Patty Heyda is a professor of urban design and architecture at Washington University in St. Louis, where she is also a faculty scholar with the Center for Race, Ethnicity and Equity, the Center for the Environment, and the American Culture Studies Program. Her research examines the political economy of architecture, urbanism, and public space in American cities. 

Her interdisciplinary work combines mapping and design with planning, policy, and the social sciences to critically reimagine the built environment. Before entering academia, Heyda worked on large-scale projects in Washington, D.C., and Prague with Chan Krieger Associates (Boston) and Pritzker Prize–winning architect Jean Nouvel (Paris). She earned her Master of Architecture with Distinction from Harvard University, where she also taught. 

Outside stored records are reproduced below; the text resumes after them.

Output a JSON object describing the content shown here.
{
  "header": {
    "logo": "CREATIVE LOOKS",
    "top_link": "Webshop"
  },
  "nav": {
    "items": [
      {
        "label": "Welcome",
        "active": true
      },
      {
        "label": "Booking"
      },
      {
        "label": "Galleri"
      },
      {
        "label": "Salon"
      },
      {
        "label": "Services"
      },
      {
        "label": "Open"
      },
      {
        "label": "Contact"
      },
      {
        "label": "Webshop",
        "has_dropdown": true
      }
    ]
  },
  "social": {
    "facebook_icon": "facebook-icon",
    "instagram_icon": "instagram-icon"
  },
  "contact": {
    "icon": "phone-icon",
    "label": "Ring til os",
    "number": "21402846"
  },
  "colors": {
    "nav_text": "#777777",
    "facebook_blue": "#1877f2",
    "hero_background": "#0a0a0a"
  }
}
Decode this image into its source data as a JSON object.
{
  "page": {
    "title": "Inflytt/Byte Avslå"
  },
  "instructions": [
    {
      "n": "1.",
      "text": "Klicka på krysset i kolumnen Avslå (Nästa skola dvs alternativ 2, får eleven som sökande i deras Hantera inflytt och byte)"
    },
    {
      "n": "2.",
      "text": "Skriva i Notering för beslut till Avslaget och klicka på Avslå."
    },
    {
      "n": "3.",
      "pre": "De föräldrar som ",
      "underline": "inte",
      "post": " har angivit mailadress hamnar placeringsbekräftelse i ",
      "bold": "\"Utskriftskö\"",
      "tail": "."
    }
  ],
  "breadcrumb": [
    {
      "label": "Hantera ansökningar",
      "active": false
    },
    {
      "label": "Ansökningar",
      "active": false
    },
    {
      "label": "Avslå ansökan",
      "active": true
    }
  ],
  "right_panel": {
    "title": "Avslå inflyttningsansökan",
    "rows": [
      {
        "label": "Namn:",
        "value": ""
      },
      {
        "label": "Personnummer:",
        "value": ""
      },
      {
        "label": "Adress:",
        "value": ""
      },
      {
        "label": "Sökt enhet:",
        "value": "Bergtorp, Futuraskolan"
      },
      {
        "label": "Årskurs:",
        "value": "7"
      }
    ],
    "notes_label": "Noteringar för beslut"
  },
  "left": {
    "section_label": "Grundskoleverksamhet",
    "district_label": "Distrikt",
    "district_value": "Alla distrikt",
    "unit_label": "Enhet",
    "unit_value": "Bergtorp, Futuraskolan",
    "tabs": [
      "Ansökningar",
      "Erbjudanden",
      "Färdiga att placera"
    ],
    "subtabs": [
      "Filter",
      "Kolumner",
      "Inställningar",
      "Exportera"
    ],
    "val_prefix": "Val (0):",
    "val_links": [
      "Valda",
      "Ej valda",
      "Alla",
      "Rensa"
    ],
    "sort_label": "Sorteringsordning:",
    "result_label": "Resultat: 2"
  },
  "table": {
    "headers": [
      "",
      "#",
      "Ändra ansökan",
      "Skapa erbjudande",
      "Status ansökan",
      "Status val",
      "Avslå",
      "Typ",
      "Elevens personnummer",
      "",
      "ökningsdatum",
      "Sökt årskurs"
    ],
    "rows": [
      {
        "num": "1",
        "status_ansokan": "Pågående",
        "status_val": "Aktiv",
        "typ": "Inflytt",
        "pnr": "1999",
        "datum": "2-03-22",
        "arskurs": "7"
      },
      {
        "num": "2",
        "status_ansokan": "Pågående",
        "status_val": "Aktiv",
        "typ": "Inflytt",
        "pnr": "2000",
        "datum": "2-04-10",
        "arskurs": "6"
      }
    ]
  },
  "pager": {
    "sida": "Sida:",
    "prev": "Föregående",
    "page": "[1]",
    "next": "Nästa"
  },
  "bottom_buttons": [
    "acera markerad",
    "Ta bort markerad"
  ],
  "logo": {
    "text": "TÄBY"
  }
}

Heyda is the author of Radical Atlas of Ferguson, USA—reviewed in the Los Angeles Review of Books and shortlisted for the national On the Brinck Book Award—and coauthor of Rebuilding the American Town and Rebuilding the American City (with David Gamble, MIT). Her scholarship has been featured in leading journals and platforms, including the Journal of Architectural Education, Journal of Urban Design, Planning Magazine, CityLab, Fast Company, and Architecture Is All Over. 

She serves on the founding board of the national Urban Design Academic Council and has contributed to projects such as the St. Louis City Reparations Commission Report. Heyda has been featured on NPR, St. Louis Public Radio, and in The Kinloch Doc film. In 2022, she received the American Planning Association–St. Louis Dwight F. Davis Award for Outstanding Planning Advocacy.